Drawing Now

Il y a quelques semaines, on s’est rendu à Drawing Now Paris ! Le Salon du dessin contemporain qui a eu lieu au Carreau du Temple du 26 au 29 mars. Les exposants de la foire, innovant l’ancienne pratique du dessin, base de la peinture classique, ont laissé libre cours à leur imagination et nous ont épatés avec leur ingéniosité. Parmi toute la gamme d’artistes présents dans ce salon, un de ceux qui a le plus retenu notre attention fut Daniel Zeller, exposé par la galerie Michel Soskine.

Né en Californie, Daniel Zeller a fait des études d’art, il s’est tourné vers la sculpture et a fait un MFA dans l’Université du Massachusetts, et son MBA dans l’université du Connecticut, mais c’est finalement dans le dessin que sa carrière d’artiste prend son envol. Les œuvres de Zeller s’inspirent de microcosmes, du monde cellulaire qui nous entoure mais qui demeure invisible à nos yeux. Son père, physicien « expérimental », a pu contribuer à l’esthétique qu’il a développée, à son goût pour les paysages « scientifiques», et pour l’anatomie. Ces disciplines, définies par la rigueur et la logique, font écho dans le dessin obsessionnel de l’artiste. Il recourt aux paysages cellulaires qui peuplent un monde invisible, qui existe malgré son invisibilité. Par un effet miroir, Zeller nous fait deviner la topographie d’un lieu dans le monde, ou sa pensée même. Lors d’un entretien, Zeller fait l’éloge des artistes de la Renaissance, tels que Dürer et Da Vinci, qui « faisaient de l’art avant l’arrivée de la télévision peignant ce qui était devant eux ». Il nous invite à regarder de plus près tout ce qui nous entoure, et à changer notre perception du monde. Cette invitation est une expérience quasi religieuse : la nature avec tout ce qu’elle offre à l’homme et à ses règles, ne peut être exprimée qu’à travers le prisme de l’esprit.

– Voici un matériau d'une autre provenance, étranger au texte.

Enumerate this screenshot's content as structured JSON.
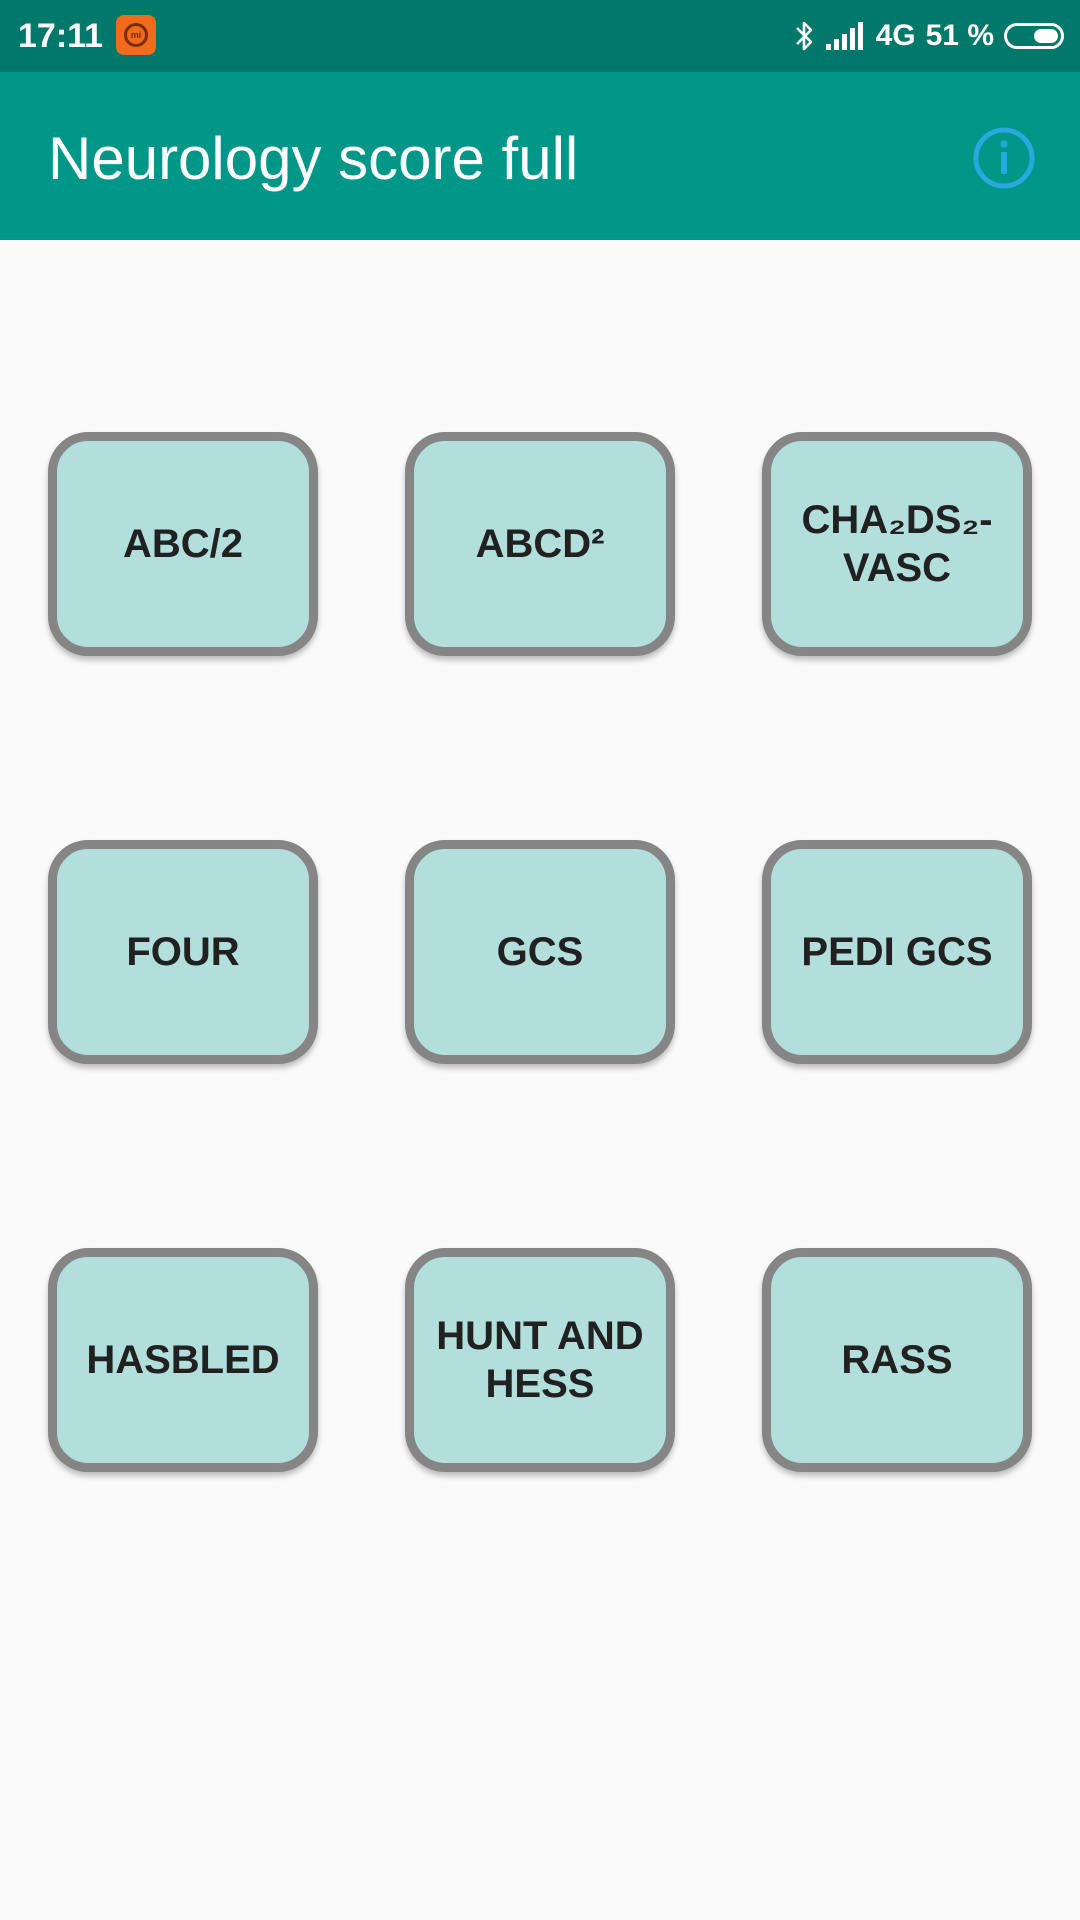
{
  "status_bar": {
    "time": "17:11",
    "network": "4G",
    "battery_percent": "51 %",
    "battery_level": 0.51,
    "icons": [
      "mi-app-icon",
      "bluetooth-icon",
      "signal-icon",
      "battery-icon"
    ]
  },
  "app_bar": {
    "title": "Neurology score full",
    "info_icon": "info-icon",
    "accent_color": "#009688",
    "info_icon_color": "#29a8dd"
  },
  "scores": [
    {
      "label": "ABC/2"
    },
    {
      "label": "ABCD²"
    },
    {
      "label": "CHA₂DS₂-VASC"
    },
    {
      "label": "FOUR"
    },
    {
      "label": "GCS"
    },
    {
      "label": "PEDI GCS"
    },
    {
      "label": "HASBLED"
    },
    {
      "label": "HUNT AND HESS"
    },
    {
      "label": "RASS"
    }
  ],
  "colors": {
    "status_bar": "#00796b",
    "button_fill": "#b2dfdb",
    "button_border": "#858585",
    "background": "#fafafa"
  }
}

Du spirituel ? Ses œuvres semblent si bien agencées, si bien construites, que parler de hasard semblerait un contre sens. Or, c’est exactement ce qu’il fait. En dépit de l’assurance du geste et de la cohérence picturale, les œuvres de Zeller ne suivent pas toujours, un quelconque, plan préétabli. Ce qui prime c’est la liberté du mouvement, le geste s’apparente à celui de Pollock dans le sens où, c’est la main ou l’inconscient qui priment. L’artiste parle de courant de pensée, en anglais du stream of consciousness, utilisé par des écrivains comme Marcel Proust, Virginia Woolf et James Joyce, ce procédé littéraire veut s’apparenter au mouvement que l’idée suit, que la pensée humaine parcourt. L’abstraction est ce qui transpose le mieux l’invisible et la liberté des formes. Même si Zeller se sert des prises de vue aériennes, ou du monde cellulaire pour fabriquer ses toiles, il fait référence à un monde qu’on ne peut pas percevoir d’emblée, et qui est difficile d’accès puisqu’on a besoin de toute une machinerie pour y accéder. La sensibilité de l’artiste est mise en évidence par ce mariage entre le spirituel et le scientifique, le monde unicellulaire est régi par les mêmes règles que celles du pluricellulaire. La théorie néoplatonicienne selon laquelle le monde sur terre est juste un mirage de ce qui se passe en haut, se confirme dans les dessins de Zeller, micro et macro ne font qu’un dans ses créations.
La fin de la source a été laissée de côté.